Archipiélago exterior de Sankt Anna, Suecia
No tenemos tiempo para esto —dijo el hombre.
Había algo suplicante en su voz. Un hilo de desesperación mezclado en el tejido de lo que hacía unos segundos le había parecido comprensión, sensatez.
Klara no le quitaba los ojos de encima. El vacío que sentía dentro no quería ceder, pero por un instante había quedado a la sombra de la adrenalina, la cólera de azufre. Los nudillos de su mano derecha le dolían tras el golpe que le había asestado al hombre en la sien. Todo lo que había estado reteniendo desde la muerte de Mahmoud de pronto la había superado, le había hecho perder el control.
Pero ahora notaba que la rabia menguaba, que el mundo a su alrededor recuperaba las formas. Movió las manos en un intento de conservar la maravillosa rabia, trató de concentrarse para que no se le escurriera de vuelta a las profundidades y la dejara sola con el vacío y la tristeza. Pero no se dejaba cazar. Arena entre sus dedos.
Se recostó en el sofá. De pronto la cabeza le comenzó a pesar toneladas y tuvo que reposarla en las manos. A su lado podía percibir el olor de Gabriella. En algún sitio, quizá en la nuca, notaba las manos rasposas de su abuelo. Tras una eternidad volvió a mirar al hombre.
—Vale —dijo—. Aseguras que nos sacarás con vida de esta. Será mejor que nos expliques cómo.
El hombre se agachó frente a ella. Ya estaba aflorando una marca roja en el lugar donde ella le había soltado el puñetazo.
—Tienes un gancho de derecha bastante bueno —dijo.
Una sonrisa en sus labios. Había algo en ella que le resultaba tan familiar. Demasiado familiar. Tantas preguntas que no podían formularse. Tantas ideas que había que posponer para más adelante.
—¿Qué hacemos? —preguntó Klara.
—Tengo que ver lo que hay en el ordenador —contestó el hombre—. Lo que hay en él es lo que tenéis para negociar.
Se detuvo un momento antes de continuar. Parecía que estuviera dudando de algo.
—Mi misión es conseguir el ordenador y asegurarme de que no habéis hecho ninguna copia del material que contiene. Mi jefa me ha dado autorización para aseguraros que con eso terminaría todo. Que todo acabará cuando entreguéis el ordenador con la información.

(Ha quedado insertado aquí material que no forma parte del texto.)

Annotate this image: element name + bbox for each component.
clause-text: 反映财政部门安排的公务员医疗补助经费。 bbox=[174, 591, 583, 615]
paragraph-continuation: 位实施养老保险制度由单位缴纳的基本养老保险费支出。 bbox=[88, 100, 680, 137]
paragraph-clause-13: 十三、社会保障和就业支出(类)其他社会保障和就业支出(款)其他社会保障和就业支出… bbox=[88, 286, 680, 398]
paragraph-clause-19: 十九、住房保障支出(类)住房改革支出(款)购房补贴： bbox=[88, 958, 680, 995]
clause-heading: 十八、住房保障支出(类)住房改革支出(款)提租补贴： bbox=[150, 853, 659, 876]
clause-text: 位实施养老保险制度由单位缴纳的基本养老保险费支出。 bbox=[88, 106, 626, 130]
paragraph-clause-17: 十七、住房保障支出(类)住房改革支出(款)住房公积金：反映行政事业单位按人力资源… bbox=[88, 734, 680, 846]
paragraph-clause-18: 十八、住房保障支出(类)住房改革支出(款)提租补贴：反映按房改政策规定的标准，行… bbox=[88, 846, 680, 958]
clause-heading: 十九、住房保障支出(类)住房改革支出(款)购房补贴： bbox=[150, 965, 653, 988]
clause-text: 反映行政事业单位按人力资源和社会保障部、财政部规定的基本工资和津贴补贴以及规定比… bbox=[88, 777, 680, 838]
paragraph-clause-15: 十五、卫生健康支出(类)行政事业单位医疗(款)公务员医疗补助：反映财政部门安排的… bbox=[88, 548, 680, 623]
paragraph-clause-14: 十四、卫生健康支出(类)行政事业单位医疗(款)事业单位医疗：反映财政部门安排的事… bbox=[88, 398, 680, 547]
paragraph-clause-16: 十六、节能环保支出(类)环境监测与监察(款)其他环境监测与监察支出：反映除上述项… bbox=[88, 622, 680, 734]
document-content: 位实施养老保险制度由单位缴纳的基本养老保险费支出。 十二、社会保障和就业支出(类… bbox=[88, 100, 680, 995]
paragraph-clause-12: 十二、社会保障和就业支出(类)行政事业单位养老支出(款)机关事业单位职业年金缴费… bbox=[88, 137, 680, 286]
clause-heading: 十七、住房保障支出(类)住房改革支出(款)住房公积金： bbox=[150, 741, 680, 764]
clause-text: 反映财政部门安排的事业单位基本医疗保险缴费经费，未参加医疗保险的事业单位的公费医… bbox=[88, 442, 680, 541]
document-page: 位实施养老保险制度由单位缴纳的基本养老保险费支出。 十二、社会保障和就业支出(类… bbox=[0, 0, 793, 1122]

Había algo en su forma de decirlo. Un titubeo o una duda. Algo que lo roía por dentro.
—Pero no me fío de mi jefa —dijo al final—. No me fío de nadie. Si les dais el ordenador ya no tendréis nada con qué negociar, y si no tenéis con qué negociar no tendréis derechos. Ha muerto tanta gente. A ellos no les importa si vosotras también morís. O bueno, claro que importa. No son alimañas. Pero los riesgos que giran en torno a esa información son demasiado grandes. Si entregáis lo único que tenéis, después de todo lo que habéis visto, con todo lo que sabéis…
Se quedó callado. Giró la cabeza. Algo había captado su atención y sus ojos volaron hasta la ventana. Se quedó así unos segundos antes de levantarse y cruzar la estancia a velocidad sorprendente, casi con gracilidad. De la bolsa de lona que había dejado junto a la puerta sacó un fusil automático de camuflaje. Un sonido metálico cuando introdujo un cargador. Un chasquido cuando fijó la mira telescópica en la parte superior. Se abrochó el abrigo y se pasó la capucha por la cabeza.
—Esperad aquí —dijo—. Hagáis lo que hagáis, no os acerquéis a las ventanas.
Y con esas palabras entreabrió la puerta y desapareció en la oscuridad.
—¿Qué está pasando? —preguntó Gabriella.
Su mano apretaba la de Klara con más fuerza.
—Él también lo ha oído —dijo el abuelo de Klara—. Un motor. Parece que se está acercando un barco.